This software suite takes a list of torrents, and for each periodically checks the available peers via torrent trackers and the distributed hash table (DHT). We then create a web interface indicating how many peers we've observed in the last day/week/month, and how many trackers we've been able to contact in the same time frames. This allows us to identify torrents that are unavailable, either because there are no seeds online, or because all trackers for the torrent are offline. If there are no trackers available, users may be able to identify peers via the DHT, but only if their client supports it and is integrated into the swarm already.

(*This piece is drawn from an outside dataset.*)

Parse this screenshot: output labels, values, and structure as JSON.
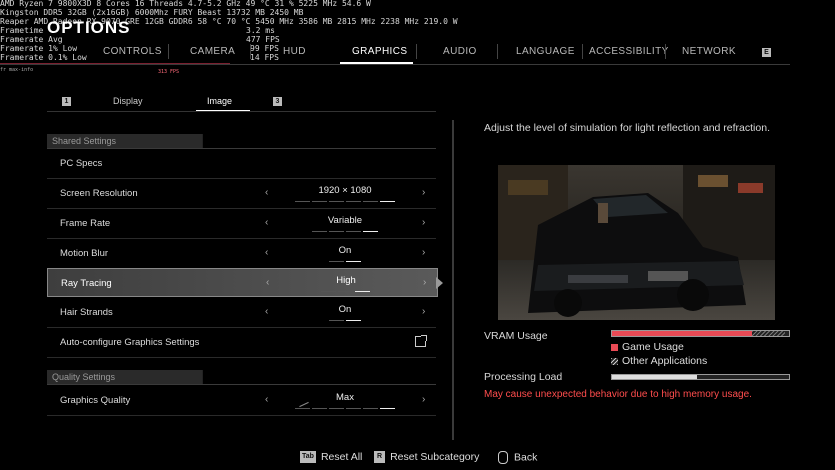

We identify the number of peers for each torrent, but not the number of seeds. It isn't possible to determine confidently that a peer is a seed without connecting to every peer directly and asking them what chunks of the torrent they have available, and even then, we can't prove that they're telling the truth without actually downloading all those chunks. Torrent trackers maintain a "seed" count, but this is self-reported by torrent clients, so it's unreliable. Trackers also don't tell us which peers reported themselves as seeds, so we can't aggregate the seed counts across multiple trackers. Therefore, we discard the leecher/seeder distinction and just track unique IP addresses that have indicated interest in a torrent.
We also won't identify peers through peer exchange, since PEX is only possible when actively connecting to known peers. However, anyone downloading a torrent can only use PEX once they've identified some starting peers through trackers or the DHT, so ignoring PEX is actually appropriate when gauging the availability of a torrent.
For Ruby:
gem install bencode base32 pg
For Python:
pip install psycopg2 mako btdht torf
To install:
-
First install postgresql, and create a database and sql user for this application. Set the database name, username, and password in
config.json
. -
Run
./init_db.py
once to initialize all tables and views. -
Create a long (200+ characters) random string, and set it as
salt
inconfig.json
. -
Add cronjobs to run
scrape_dht.py
,scrape_torrents.rb
, andexport_html.py
at regular intervals. Hourly should be fine. For example, runcrontab -e
and add the following lines:
0 * * * * /path/to/installation/scrape_dht.py
0 * * * * /path/to/installation/scrape_trackers.rb
*/10 * * * * /path/to/installation/export_html.py
*/10 * * * * /path/to/installation/remove_old.py
- Add any torrents you want to monitor, either individually via
./add_torrent.py
, or as a CSV file (with header) oftorrent_name,magnet_link
on each line.
The application will now check the DHT and trackers for each torrent each hour, and every ten minutes will write a new HTML file containing the latest results. Re-exporting the results every 10 minutes means we aren't relying on careful timing to export right after the scraping scripts finish, ensuring the HTML page will list the most recent results, rather than those an hour old.